A América e os americanos, de John Steinbeck
Por Pedro Belo Clara
A América e os americanos foi lançado
em 1966; reúne mais de cinquenta ensaios e peças jornalísticas produzidas
ao longo de 30 anos (1936-1966), assume-se claramente como uma indispensável
referência na obra de John Steinbeck, o amado autor norte-americano, prémio Nobel da
literatura em 1962, funcionando com igual eficácia no papel de introdução à
mesma.
Ao longo
desta antologia, transmitida pela peculiar sensibilidade e acurada visão do
autor de A leste do paraíso, cada leitor tomará um contacto directo com a
essência de diversos períodos conturbados do século vinte, desde a Segunda
Guerra Mundial à fatídica Guerra do Vietname, isto sem esquecer os
indispensáveis discorreres sobre a sociedade da época e as suas maiorais vicissitudes.
Sendo um
escritor «do povo e pelo povo», como em tempos alguém o nomeou, Steinbeck cedo granjeou
a simpatia dos mais desfavorecidos através da defesa explícita dos seus
convictos ideais de igualdade de oportunidades e de tratamento, o que resultou
em acções marcadamente interventivas na vida social de então, prova da sua
pessoal demanda por aquilo que considerava ser mais justo e necessário ao
progresso humano.
Tal aspecto é deveras notório nos primeiros textos da
antologia, onde se debruça sobre os episódios da migração em massa para o oeste
americano durante a grave seca dos anos 1930, fenómeno esse que motivaria a
criação da sua maior obra, o épico As vinhas da ira.
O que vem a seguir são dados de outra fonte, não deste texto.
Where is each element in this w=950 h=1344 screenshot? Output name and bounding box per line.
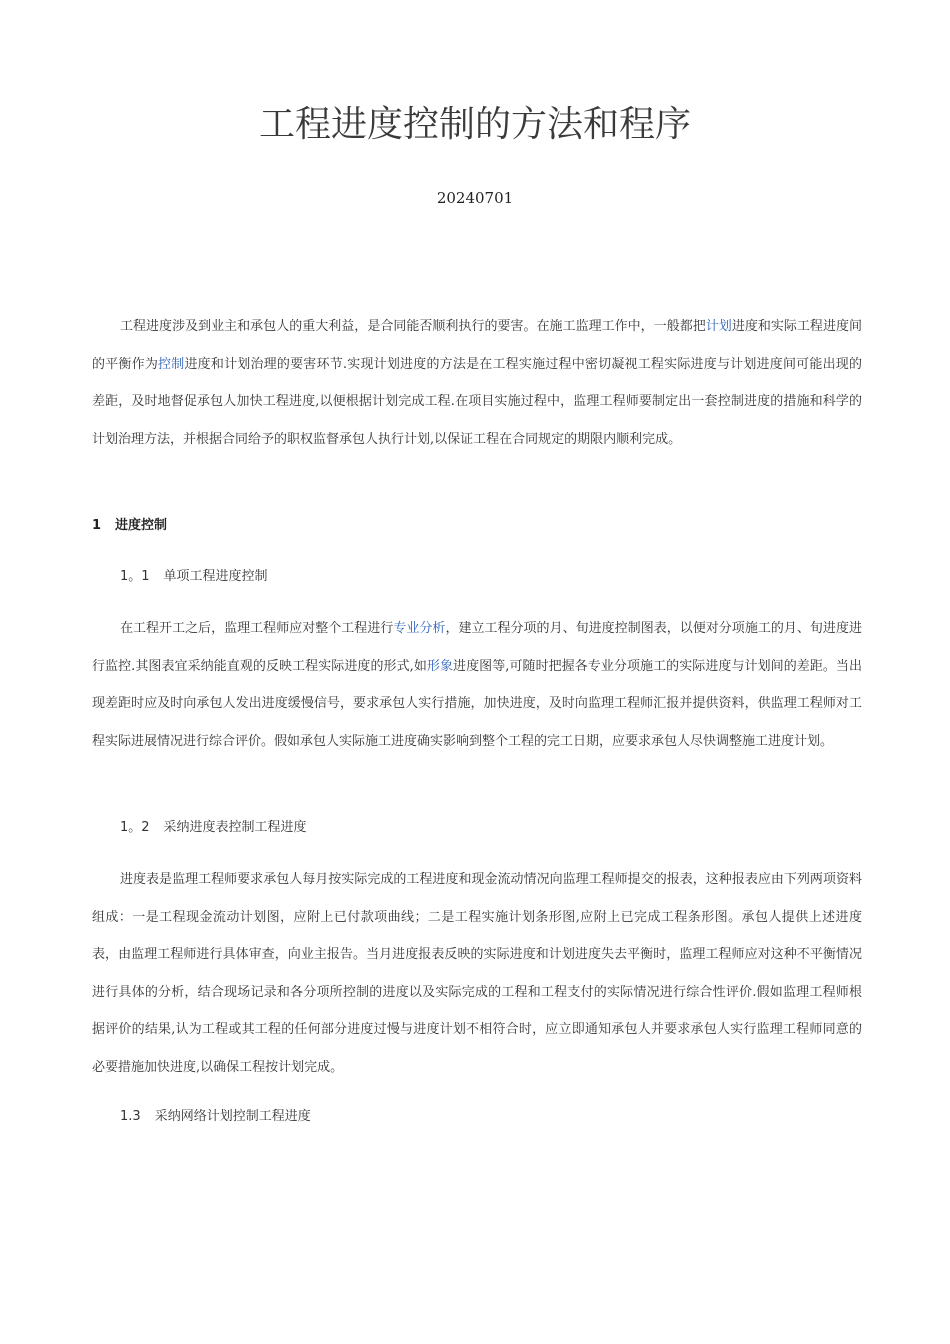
intro-text-1: 工程进度涉及到业主和承包人的重大利益，是合同能否顺利执行的要害。在施工监理工作中，一般都把 [120, 319, 706, 334]
intro-paragraph [92, 308, 862, 458]
section-1-number: 1 [92, 518, 102, 533]
link-plan[interactable]: 计划 [705, 319, 732, 334]
section-1-3-number: 1.3 [120, 1109, 141, 1124]
section-1-3-title: 采纳网络计划控制工程进度 [154, 1109, 311, 1124]
intro-text-2: 进度和实际工程进度间的平衡作为 [92, 319, 862, 372]
section-1-2-number: 1。2 [120, 820, 150, 835]
section-1-1-title: 单项工程进度控制 [163, 569, 268, 584]
section-1-1-text-1: 在工程开工之后，监理工程师应对整个工程进行 [120, 621, 394, 636]
link-professional-analysis[interactable]: 专业分析 [393, 621, 446, 636]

A abertura com que partilhava
as suas crenças políticas, não se coibindo de publicamente as partilhar com
quem o desejasse ler, principalmente em tempos de maior turbulência social, fez
com que certas facções governamentais, e não só, o vissem como um simpatizante
do comunismo, essa ideologia demoníaca sob o americanizado ponto de vista de
então, embora o autor sempre se tenha declarado um democrata convicto.
Desigualdades
e lutas de classe à parte, convém referir que os textos antologiados reservam
espaço ao enfoque na vida do próprio escritor, revelando episódios da sua juventude
e princípios da vida adulta, as suas impressões e experiências sobre o ofício
da escrita bem como algumas visões sobre o “ser americano”, os seus defeitos,
as suas louváveis virtudes e a implicação prática de ambos – um pouco à imagem
daquela que seria uma das derradeiras obras editadas em vida, Viagens com
Charley.
Assim se compreende a riqueza do presente livro, característica essa
que emerge, maioritariamente, da diversidade de temas que ao longo dos anos
foram abordados e explorados por Steinbeck, tornando-a, como oportunamente se
frisou, numa utilíssima ferramenta para todos aqueles que desejem aprofundar o
contacto com este universo singular.
Muito mais
do que o famoso romancista, o leitor receberá a imagem nítida do cidadão
preocupado com os destinos da sua nação e de um indivíduo recheado de histórias
pessoais resultantes de contactos com estimados companheiros, dos quais os
célebres Henry Fonda e Robert Capa são os mais notórios exemplos. Em suma, é
uma visão do autor nunca antes vista, tão comum e inestimável como qualquer
outra, dado o seu traço intimista e até confessional. Trata-se, com toda a
propriedade, do mundo de John, o homem, mais do que o de Steinbeck, o laureado
autor que tem o nome gravado a ouro nos anais da literatura mundial.
«Talvez
tenhamos de inspecionar a humanidade como espécie, não com a nossa habitual
admiração pelo quão somos maravilhosos, mas com a atitude fria e neutra que
reservamos para todos as coisas excepto nós próprios. O homem é de facto
maravilhoso, e talvez o mais notável dos seus feitos tenha sido sobreviver aos
seus paradoxos.»
(in “Os
Americanos e o Futuro”)
* Este texto aparece pela primeira vez no extinto site Amanhã ou depois e foi revisado pelo autor para reapresentação aqui.